The anatomy of every paddle stroke consists of three phases. First there’s the catch phase which is followed by the power phase and then by the recovery phase. While each type of stroke may require the kayaker or canoeist to vary a part of one or all of these phases, the phases still exist. Let’s take a look at each phase of a paddle stroke.
The Anatomy of a Paddle Stroke
1. Catch Phase of a Paddle Stroke
Definition: The catch phase is one of three parts to a paddle stroke which include the catch phase, the power phase, and the recovery phase. The catch phase is the part of the stroke that describes when the paddle enters the water.
Also Known As: the catch
Examples: During the catch phase the paddle should enter the water with little to no disturbance.
2. Power Phase
Definition: The power phase is one of three parts to a paddle stroke which include the catch phase, the power phase, and the recovery phase. The power phase is the part of the stroke that actually pulls the canoe or kayak through the water.

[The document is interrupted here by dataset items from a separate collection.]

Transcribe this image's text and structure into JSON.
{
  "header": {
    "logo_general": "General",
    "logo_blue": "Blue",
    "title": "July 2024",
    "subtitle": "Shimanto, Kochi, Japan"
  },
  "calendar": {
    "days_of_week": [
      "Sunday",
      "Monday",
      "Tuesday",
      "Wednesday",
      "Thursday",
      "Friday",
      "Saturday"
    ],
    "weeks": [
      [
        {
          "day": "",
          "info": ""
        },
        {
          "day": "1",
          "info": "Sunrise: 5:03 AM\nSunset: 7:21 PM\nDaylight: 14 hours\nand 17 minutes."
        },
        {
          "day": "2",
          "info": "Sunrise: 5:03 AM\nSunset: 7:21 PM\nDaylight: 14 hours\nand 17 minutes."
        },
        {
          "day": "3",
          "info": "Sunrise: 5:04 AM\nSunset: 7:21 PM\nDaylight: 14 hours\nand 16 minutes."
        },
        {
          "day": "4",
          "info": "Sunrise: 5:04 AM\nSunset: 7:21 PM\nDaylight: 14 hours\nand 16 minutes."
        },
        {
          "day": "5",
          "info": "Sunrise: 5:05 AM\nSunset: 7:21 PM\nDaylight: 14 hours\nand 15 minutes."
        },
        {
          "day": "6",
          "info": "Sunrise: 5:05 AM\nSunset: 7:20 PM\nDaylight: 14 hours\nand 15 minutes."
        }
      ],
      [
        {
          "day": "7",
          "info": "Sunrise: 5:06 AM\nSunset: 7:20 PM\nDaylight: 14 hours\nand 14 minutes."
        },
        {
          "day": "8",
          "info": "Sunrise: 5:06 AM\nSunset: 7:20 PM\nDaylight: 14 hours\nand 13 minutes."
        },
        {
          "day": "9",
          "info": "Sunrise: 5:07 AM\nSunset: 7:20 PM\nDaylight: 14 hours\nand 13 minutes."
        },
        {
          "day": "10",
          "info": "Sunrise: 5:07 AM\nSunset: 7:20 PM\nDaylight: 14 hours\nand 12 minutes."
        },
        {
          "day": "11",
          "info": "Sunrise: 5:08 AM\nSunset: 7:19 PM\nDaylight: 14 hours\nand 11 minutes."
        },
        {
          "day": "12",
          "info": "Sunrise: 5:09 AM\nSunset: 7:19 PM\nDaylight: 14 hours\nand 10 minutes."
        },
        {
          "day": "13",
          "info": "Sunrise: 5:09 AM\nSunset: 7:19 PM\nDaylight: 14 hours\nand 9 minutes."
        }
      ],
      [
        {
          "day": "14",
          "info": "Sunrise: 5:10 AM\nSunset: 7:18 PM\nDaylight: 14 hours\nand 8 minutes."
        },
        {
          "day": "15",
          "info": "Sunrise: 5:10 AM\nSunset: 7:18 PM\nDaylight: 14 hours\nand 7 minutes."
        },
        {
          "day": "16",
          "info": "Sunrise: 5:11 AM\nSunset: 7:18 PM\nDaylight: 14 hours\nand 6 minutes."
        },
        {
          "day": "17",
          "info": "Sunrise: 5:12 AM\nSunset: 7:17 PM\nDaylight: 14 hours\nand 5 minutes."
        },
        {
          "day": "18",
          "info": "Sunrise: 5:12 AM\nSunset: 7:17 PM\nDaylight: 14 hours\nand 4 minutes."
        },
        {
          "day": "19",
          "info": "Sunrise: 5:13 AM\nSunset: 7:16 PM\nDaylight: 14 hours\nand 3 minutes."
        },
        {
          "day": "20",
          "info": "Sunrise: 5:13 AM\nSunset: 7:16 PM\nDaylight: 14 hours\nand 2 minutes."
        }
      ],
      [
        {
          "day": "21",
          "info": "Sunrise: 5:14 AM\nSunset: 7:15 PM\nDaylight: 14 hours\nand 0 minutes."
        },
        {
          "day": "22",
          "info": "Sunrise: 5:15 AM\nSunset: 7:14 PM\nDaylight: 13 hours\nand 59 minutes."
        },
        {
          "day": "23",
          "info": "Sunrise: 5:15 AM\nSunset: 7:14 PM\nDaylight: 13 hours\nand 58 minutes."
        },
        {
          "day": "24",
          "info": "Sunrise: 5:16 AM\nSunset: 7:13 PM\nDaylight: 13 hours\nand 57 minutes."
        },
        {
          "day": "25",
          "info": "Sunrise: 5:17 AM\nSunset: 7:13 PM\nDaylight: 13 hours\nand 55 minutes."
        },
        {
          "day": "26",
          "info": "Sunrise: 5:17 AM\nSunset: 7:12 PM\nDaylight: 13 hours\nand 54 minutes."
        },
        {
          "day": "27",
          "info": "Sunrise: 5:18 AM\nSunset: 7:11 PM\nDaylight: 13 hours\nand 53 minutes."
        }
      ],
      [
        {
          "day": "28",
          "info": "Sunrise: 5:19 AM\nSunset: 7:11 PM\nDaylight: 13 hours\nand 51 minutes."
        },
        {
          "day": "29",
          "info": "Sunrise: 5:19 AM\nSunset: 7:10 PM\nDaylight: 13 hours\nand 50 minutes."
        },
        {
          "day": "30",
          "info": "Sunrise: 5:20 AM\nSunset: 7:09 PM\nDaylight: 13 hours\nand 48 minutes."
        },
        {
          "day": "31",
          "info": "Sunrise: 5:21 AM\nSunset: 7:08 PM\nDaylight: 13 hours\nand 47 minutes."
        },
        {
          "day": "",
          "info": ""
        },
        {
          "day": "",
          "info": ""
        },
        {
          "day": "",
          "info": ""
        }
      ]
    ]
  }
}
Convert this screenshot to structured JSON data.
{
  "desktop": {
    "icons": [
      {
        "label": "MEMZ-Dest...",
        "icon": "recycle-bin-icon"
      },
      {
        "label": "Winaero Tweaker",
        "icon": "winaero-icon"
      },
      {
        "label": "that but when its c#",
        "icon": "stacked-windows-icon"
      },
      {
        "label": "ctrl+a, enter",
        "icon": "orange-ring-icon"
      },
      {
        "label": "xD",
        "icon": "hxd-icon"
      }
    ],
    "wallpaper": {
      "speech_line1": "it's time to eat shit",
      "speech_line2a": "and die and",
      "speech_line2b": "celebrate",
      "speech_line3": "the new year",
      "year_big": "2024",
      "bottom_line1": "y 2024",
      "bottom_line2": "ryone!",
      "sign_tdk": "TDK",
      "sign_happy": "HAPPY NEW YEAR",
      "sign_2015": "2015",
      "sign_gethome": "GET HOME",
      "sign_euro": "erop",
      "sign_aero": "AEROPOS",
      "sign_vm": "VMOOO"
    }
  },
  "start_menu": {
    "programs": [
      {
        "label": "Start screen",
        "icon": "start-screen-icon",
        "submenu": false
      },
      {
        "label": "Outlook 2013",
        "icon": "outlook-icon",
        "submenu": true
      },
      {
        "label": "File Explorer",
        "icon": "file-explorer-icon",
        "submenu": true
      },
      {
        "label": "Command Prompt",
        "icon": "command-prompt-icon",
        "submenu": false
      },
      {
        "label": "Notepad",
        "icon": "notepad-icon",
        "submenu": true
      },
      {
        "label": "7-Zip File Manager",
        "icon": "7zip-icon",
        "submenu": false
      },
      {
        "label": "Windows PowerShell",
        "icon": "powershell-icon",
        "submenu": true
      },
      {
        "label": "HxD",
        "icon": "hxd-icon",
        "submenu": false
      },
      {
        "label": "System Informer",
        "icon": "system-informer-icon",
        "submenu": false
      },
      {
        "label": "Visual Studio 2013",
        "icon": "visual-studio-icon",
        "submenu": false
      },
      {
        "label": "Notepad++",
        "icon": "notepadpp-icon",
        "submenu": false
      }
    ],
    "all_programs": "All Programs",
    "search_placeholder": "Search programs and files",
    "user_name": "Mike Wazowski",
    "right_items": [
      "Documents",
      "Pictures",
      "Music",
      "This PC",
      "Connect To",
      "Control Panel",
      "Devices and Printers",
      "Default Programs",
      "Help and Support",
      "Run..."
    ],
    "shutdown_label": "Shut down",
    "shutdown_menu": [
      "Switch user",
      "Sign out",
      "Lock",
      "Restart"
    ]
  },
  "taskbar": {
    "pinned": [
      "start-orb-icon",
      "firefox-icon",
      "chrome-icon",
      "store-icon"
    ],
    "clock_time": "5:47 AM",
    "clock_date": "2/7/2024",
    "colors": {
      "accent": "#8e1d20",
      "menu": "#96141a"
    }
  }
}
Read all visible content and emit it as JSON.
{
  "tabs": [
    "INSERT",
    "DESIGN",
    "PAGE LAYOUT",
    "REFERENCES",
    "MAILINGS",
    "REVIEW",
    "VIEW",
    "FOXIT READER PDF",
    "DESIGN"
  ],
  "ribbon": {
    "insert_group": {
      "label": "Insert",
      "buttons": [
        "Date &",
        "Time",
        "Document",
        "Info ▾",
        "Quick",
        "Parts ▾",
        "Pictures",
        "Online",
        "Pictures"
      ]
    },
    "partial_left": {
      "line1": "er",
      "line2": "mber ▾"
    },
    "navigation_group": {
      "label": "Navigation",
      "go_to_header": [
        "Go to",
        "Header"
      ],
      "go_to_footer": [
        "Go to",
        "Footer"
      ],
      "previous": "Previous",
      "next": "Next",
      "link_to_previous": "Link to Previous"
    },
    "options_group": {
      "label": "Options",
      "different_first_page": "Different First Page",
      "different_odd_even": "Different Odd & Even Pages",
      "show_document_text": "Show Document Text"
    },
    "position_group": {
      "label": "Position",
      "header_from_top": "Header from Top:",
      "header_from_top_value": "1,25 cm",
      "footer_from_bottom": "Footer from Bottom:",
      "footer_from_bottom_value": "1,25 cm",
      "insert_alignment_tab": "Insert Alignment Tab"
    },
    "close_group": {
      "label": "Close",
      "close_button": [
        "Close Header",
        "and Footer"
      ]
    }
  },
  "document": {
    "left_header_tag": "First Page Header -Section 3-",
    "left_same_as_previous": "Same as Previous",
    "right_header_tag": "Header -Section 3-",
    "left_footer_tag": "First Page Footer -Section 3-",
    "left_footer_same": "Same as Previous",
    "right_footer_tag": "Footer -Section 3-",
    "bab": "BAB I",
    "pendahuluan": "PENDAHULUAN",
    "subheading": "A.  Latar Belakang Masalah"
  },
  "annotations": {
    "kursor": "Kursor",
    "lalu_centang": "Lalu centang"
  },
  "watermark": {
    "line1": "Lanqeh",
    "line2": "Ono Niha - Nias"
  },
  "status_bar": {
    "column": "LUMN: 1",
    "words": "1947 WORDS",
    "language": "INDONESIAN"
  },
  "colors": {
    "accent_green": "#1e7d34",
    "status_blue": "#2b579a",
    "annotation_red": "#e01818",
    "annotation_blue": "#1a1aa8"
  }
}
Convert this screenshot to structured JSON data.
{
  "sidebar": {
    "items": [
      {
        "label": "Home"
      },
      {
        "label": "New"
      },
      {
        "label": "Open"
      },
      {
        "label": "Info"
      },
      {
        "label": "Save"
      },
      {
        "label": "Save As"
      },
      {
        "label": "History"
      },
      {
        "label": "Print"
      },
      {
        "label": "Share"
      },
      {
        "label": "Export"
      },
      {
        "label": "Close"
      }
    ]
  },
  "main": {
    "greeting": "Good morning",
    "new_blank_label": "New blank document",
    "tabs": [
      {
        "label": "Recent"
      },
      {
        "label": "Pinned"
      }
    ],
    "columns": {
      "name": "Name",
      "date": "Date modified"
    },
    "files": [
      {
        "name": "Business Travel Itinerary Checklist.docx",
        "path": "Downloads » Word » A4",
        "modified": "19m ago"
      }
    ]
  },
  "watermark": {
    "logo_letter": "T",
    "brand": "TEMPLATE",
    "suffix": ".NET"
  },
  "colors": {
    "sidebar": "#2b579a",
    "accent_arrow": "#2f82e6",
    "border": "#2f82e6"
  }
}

Also Known As: the propulsion phase
Examples: Keep the paddle moving smoothly through the power phase of the stroke.
3. The Recovery Phase
Definition: The recovery phase is one of three parts to a paddle stroke which include the catch phase, the power phase, and the recovery phase. The recovery phase is the part of the stroke where the paddle leaves the water after one stroke and begins to setup for the next paddle stroke.
Also Known As: the recovery
Examples: Maintaining proper form during the recovery phase will help reduce paddle fatigue.
Knowing these three phases of a paddle stroke will help you learn the various different strokes by breaking them down into their respective parts.